Et il se dirigea du côté du vacarme.
Quelques instans après, il rencontrait toute une bande excitée. En vain éleva-t-il la voix. Se jetant alors devant la colonne, qui avançait en désordre :
— Arrêtez ces gars-là, Bienvenu, cria-t-il en s’adressant à un grand gaillard qui, d’après les dimensions du chaudron dont il se servait en guise de grosse caisse, semblait être un des meneurs, arrêtez-les jusqu’à ce que j’aie parlé.
Bienvenu se retourna en brandissant son instrument de discorde. Ils ralentirent le pas ; deux ou trois trompes firent silence, et là prière de White put être entendue de la foule, qui consentit à se taire un instant.
— Je vous en prie, dit White, pas de charivari ce soir chez le vieux Roquelin !
— Mon bon ami, interrompit Bienvenu en bégayant et en battant les murs, qui vous parle de charivari? Croyez-vous que parce qu’on s’amuse un brin avec des casseroles, on soit soûl pour cela?
— Non, vous n’êtes pas soûl, mon camarade, vous êtes un brave homme. Mais vous ignorez peut-être que le vieux Roquelin est malade, très malade?.. Si fait, vous le savez, et vous n’irez pas,.. dites?
— C’est vous qui êtes soûl, je suis fâché de vous le dire, White, mon ami, soûl comme une grive. J’ai honte de vous, ma parole! Qu’est-ce que je fais, moi?.. Je sers le public. Ces citoyens veulent tout simplement amener le vieil avare à donner deux cents piastres aux Ursulines.
— Cinq cents ! hurlèrent ses compagnons en chœur.
— Oui, cinq cents piastres,.. et, s’il refuse, nous lui ferons un peu de musique... Ta-ra-ta!
Il leva gaîment le pied et la main; puis, fronçant le sourcil :
— Pourquoi boit-il autant de whisky, ce vieux Roquelin?
— Mais, s’écria le petit White, autour duquel un cercle s’était formé, vous ne voudriez pas martyriser un malade?
— Il est malade? dit un créole fluet. Ce n’est pas notre faute.
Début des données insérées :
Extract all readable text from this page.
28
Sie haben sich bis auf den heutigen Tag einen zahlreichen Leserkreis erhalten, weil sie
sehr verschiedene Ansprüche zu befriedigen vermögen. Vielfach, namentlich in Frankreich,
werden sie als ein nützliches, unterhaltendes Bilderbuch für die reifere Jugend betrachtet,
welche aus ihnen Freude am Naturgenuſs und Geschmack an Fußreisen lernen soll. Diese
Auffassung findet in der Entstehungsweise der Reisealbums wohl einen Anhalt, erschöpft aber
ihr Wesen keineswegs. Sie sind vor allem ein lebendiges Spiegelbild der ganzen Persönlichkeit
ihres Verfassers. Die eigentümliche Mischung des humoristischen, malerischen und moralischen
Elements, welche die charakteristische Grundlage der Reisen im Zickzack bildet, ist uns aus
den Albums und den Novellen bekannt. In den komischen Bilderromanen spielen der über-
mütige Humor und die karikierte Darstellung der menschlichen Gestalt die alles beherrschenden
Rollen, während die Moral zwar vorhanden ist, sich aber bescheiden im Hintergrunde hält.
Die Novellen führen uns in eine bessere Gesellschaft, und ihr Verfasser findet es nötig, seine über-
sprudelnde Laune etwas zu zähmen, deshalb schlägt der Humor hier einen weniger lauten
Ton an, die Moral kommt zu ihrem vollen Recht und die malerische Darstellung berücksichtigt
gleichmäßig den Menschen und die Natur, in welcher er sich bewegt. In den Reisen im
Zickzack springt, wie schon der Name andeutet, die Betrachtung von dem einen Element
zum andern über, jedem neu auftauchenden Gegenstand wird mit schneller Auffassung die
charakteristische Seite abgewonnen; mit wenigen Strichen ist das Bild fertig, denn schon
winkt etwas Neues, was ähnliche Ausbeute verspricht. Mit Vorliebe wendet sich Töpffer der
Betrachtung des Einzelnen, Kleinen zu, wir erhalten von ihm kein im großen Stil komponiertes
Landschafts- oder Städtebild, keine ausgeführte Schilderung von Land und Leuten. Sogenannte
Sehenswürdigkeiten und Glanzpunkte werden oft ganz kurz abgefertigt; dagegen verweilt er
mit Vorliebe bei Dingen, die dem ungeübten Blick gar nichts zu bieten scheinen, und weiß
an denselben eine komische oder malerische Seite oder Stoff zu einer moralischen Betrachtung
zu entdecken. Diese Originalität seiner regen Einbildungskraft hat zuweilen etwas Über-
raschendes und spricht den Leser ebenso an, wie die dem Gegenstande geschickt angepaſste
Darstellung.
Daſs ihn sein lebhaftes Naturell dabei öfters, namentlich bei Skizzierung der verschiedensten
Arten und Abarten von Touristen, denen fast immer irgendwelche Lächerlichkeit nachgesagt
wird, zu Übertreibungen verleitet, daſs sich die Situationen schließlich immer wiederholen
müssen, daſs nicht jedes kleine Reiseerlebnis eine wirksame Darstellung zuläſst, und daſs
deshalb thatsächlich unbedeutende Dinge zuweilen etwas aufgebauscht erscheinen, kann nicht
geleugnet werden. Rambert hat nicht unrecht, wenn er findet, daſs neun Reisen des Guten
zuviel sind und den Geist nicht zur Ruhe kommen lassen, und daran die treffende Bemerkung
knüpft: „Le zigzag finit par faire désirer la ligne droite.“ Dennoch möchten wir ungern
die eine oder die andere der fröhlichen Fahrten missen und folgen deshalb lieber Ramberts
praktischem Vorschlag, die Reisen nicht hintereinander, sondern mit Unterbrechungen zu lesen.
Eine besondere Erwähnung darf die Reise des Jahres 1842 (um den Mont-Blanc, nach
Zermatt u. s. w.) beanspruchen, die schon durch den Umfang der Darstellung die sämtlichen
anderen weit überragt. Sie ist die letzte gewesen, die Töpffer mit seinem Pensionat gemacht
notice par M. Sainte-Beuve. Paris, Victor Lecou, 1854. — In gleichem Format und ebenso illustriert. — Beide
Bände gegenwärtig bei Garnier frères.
Nous avons promis de faire un charivari, nous n’avons qu’une parole. Laissez-nous le chemin.
— Ne pourriez-vous faire votre charivari à d’autres?
— A d’autres? c’est une idée... Et en faire un à Jean Roquelin demain soir par-dessus le marché, s’écria Bienvenu.
— Allons donc chez Mme Schneider! crièrent deux ou trois de ces enragés.
Et, au milieu des hurrahs, des cris confus que dominait une voix de stentor demandant à boire, la racaille se remit en route.